Only 80 candidates standing for UKIP in local elections

  • Published
David Rowlands
Image caption,

David Rowlands: "We're a party that has really grown from the top down"

Just 80 UKIP candidates are standing in May's council elections in Wales, despite the party finishing fourth in the 2016 assembly poll.

UKIP also successfully campaigned to leave the EU less than 10 months ago.

BBC Wales' analysis of nominations suggests there are 944 Labour candidates, 630 Conservatives, 577 Plaid Cymru candidates, 280 Liberal Democrats, 80 UKIP and 78 Greens.

There are 160 candidates standing for other parties and 714 independents.

Altogether 1,254 seats are up for grabs in Wales' 22 local authorities.

But 92 candidates have already been returned unopposed, a similar number to the 2012 elections.

One ward, Yscir in Powys, has attracted no candidates at all.

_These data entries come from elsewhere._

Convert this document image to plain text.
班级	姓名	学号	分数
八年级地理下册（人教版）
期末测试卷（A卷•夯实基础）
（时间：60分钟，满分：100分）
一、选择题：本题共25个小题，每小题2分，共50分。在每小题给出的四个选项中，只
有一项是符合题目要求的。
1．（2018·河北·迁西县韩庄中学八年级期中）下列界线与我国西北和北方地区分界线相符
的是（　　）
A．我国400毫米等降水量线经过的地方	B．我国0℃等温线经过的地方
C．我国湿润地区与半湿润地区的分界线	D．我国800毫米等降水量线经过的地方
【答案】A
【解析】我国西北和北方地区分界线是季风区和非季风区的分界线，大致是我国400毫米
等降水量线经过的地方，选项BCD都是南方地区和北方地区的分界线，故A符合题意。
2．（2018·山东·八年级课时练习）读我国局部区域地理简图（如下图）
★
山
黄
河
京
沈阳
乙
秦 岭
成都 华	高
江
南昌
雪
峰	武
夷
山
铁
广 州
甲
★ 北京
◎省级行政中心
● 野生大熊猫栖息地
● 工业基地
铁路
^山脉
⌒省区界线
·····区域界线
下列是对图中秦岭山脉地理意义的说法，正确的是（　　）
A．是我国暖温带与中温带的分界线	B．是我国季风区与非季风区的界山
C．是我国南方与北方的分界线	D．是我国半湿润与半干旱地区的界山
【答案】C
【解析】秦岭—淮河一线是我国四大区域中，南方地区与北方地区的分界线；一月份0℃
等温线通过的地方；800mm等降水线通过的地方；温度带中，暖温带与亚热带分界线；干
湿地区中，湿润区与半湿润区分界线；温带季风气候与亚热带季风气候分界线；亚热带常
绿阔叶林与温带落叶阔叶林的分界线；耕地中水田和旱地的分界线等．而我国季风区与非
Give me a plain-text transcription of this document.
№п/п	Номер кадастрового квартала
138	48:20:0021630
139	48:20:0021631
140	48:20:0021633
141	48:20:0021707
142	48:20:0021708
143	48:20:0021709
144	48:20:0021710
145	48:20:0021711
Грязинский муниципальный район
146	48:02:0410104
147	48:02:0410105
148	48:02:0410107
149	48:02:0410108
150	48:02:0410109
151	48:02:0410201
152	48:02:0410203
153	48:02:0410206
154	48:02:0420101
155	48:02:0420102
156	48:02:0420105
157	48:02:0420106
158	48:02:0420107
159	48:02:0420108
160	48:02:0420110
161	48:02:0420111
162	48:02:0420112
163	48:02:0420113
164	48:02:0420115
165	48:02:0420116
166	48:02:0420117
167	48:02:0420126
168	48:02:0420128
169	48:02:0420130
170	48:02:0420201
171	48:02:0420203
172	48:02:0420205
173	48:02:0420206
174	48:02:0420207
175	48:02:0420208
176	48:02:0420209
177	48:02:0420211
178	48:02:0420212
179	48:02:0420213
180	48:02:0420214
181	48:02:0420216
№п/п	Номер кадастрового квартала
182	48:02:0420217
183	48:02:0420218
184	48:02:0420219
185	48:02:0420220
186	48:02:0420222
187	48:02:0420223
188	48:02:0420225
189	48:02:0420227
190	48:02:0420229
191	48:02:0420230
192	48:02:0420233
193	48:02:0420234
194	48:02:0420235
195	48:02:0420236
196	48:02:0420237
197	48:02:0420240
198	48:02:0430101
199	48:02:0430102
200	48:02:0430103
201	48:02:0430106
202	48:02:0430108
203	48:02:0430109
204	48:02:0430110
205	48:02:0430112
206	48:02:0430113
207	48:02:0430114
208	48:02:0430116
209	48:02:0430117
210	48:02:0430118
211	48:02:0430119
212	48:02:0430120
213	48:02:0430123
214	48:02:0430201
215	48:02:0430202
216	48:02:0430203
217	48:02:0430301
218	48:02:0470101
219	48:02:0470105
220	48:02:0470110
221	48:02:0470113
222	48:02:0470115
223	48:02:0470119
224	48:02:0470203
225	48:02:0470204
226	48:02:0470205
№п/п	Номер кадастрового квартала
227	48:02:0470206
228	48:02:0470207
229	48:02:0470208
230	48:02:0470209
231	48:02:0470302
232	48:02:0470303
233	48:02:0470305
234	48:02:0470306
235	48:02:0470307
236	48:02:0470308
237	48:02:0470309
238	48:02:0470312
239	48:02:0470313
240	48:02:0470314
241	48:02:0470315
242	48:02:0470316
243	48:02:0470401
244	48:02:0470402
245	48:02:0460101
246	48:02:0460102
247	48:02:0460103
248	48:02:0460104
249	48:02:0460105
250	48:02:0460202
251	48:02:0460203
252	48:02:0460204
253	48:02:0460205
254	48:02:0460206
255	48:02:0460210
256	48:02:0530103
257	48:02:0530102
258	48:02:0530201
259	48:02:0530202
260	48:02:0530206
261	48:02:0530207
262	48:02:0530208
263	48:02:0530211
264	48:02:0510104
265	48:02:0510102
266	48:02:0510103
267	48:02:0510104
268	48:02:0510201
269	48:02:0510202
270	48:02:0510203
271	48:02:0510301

Last year UKIP won seven of the 60 seats in the Senedd, taking more than 12% of the vote.

Image source, PA

David Rowlands, UKIP AM for South Wales East, said the party was planning to appoint a regional organiser, but added changes were "still up in the air" and "that's why we aren't as well organised as we might have been for the council elections".

He said: "Nothing has been ratified yet. [Party leader Paul Nuttall] is going to each of the regions and once they see how it's all panned out and can they get the same sort of agreement in the English regions that we seemed to have settled on in Wales."

"We're a party that has really grown from the top down. We had MEPs before we had any councillors.

"Now we're looking to interact much more with the grassroots of the party and get those involved, truthfully in the same way as the Lib Dems have done," he said.

Mr Rowlands also suggested UKIP were "a little bit like Leicester City".

"We've had this fantastic situation where we won the Brexit election," he said.

"Of course you then have a huge restructuring of the party after it, where do we go from here, how do we now reinvent ourselves in some ways."